娜菲丽特讲了一节我听过的最酷的课。铃声响起,我完全惊呆了,都不知道一个小时已经过去了。我把社会学课本塞回杂物间时(好吧,我知道达米恩和娜菲丽特叫“柜子”,但是拜托——这完全就像我们在幼儿园时用过的小文件架),娜菲丽特叫我的名字。我抓起笔记本和笔跑到她的讲台边。
“你还好吗?”她问我,笑得很温暖。
“还行,我很好。”我很快回答。
她抬起一边眉毛看着我。
“好吧,我有点紧张,有点糊涂。”
“当然会啦,有太多要接受的,换学校一般都很困难——更别说学校和生活都变了。”她瞥了眼我身后,“达米恩,你带佐伊去戏剧教室好吗?”
“没问题。”达米恩说。
“佐伊,咱们晚上在仪式上见。

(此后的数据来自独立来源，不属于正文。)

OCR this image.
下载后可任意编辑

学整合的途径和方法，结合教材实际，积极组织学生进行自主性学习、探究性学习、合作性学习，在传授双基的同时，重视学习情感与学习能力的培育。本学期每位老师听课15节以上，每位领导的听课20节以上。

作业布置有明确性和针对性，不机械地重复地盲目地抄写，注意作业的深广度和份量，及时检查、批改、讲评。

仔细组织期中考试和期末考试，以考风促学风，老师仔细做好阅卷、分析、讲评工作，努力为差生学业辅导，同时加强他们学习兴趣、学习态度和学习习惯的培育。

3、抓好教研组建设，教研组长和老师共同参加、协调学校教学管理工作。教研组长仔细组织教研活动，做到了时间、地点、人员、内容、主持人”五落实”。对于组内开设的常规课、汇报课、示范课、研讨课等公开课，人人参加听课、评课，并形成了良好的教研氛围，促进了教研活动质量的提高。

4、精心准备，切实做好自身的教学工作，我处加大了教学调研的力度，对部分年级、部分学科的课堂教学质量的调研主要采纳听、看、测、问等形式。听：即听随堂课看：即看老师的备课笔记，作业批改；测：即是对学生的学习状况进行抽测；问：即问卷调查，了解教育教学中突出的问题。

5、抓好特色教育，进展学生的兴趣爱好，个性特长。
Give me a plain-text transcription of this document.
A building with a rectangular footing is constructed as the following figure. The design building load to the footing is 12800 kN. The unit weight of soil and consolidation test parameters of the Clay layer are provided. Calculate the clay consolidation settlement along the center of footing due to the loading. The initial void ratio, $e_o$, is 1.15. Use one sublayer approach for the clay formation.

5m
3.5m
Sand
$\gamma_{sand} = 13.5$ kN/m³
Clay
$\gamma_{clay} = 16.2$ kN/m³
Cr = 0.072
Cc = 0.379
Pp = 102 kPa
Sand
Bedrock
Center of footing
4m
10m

哦,阿芙洛狄忒有没有正式邀请你参加暗夜之女的私人仪式?”
“有。”
“我想再确认一下你要参加。我当然明白你很含蓄,但是我鼓励你去,我希望你利用起这里的每一次机会,而暗夜之女是个专门的组织。他们对发展你成为新成员感兴趣是件好事。”
“我很高兴能去。”我强迫自己的声音和微笑都保持正常。她很明显希望我去,而我最不愿意她对我失望。另外,让阿芙洛狄忒以为我怕她,没门。
“很好。”娜菲丽特热切地说。她捏捏我的胳膊,我不由自主对她笑笑。“如果你想找我,我的办公室和医务室在同一侧。”她看了一眼我的额头,“缝线已经基本上完全溶解了,太好了,头还疼吗?”
我的手不由自主地摸上了太阳穴。昨天至少十点才缝合的伤口,今天只能感觉到一两个针脚的刺痛感了。非常、非常奇怪。更奇怪的是,从今天早上开始,我完全没有想到伤口的事情。
我也注意到我没想妈妈、希斯或里德伯德外婆……
“不疼了,”我说,突然间醒悟娜菲丽特和达米恩都在等我的回答,“我的头一点都不疼了。”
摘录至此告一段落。